I have only met the dude once. From what I have seen the Doc is accurate and that their son is not a priority in his life. Now, I have never had a heart or kidney transplant however If I did I could not imagine not reaching out via Sametime daily or actively making arrangements to see them. He doesn't do any of that. I wonder if because the kid is adopted if that has something to do with it. Makes me wonder if he would rather just tap out.
The girls and I are going out to her ranch today to hang out, see the cows, go on the Polaris and have to help with some things around the place. We are all going to hang out at my place tonight. Not much has changed, last week was 15 months. Still no rush, still no heavy conversations about kids, blending families, etc. Her son did come over one day last week to hang with us so he didn't have to go to her office and he was fine. I think my girls can take him in small doses. He brought his bike over so they all rode bikes together which they enjoyed. The Doc is also super locked in on his behavior as she knows that is a barrier to us spending time together.

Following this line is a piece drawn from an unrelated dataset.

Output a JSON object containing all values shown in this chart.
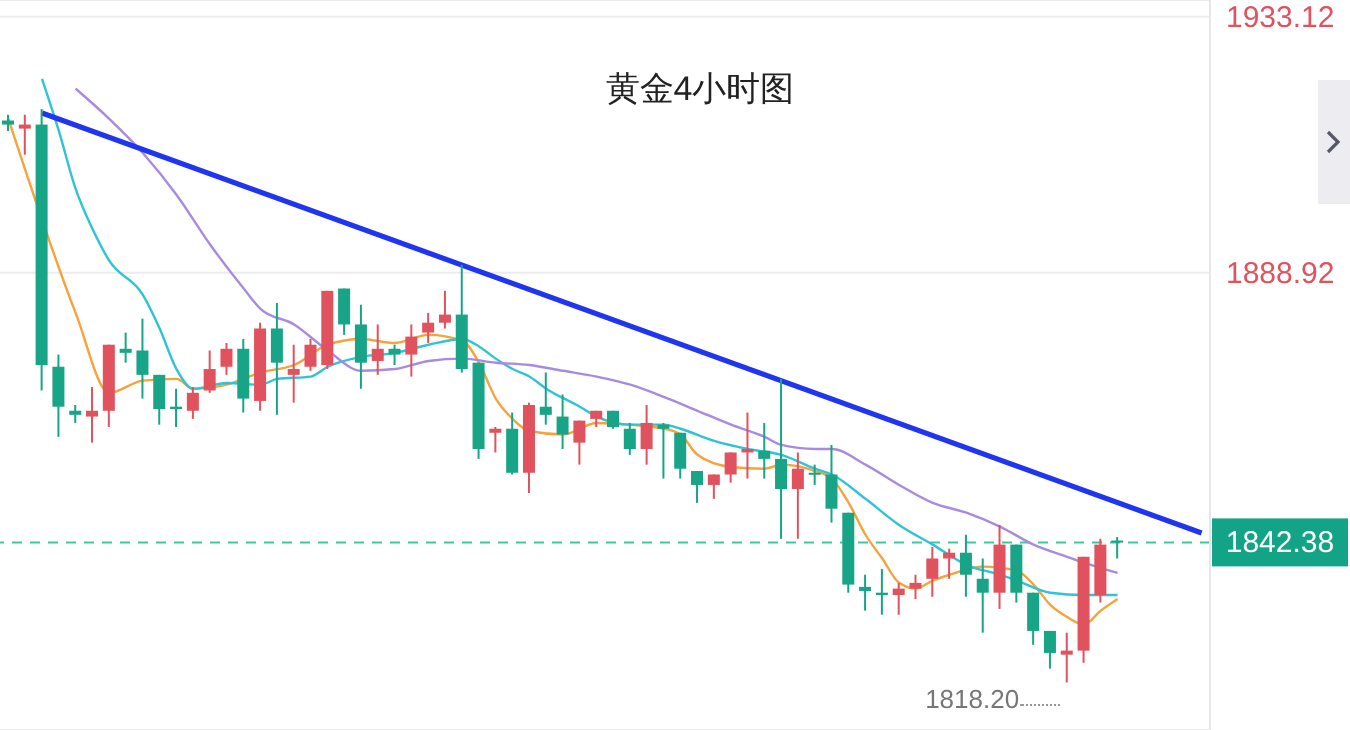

I am really starting to enjoy the in control feeling. I love the Doc but I can take it or leave it. I do and say what I want respectfully with no fear. I was never like that with my XW. The chase is what turned me on with my XW. The funny thing is I have no idea how I got to that place. It just morphed over time in our relationship. With the Doc it is different, she absolutely adores me but I don't chase her, she chases me. The Doc lets me do literally whatever I want, it is something that I have had to learn and get used to. It is a different way of being turned on and she lets me run with it. I love it and it really is a great feeling. She wants to be led.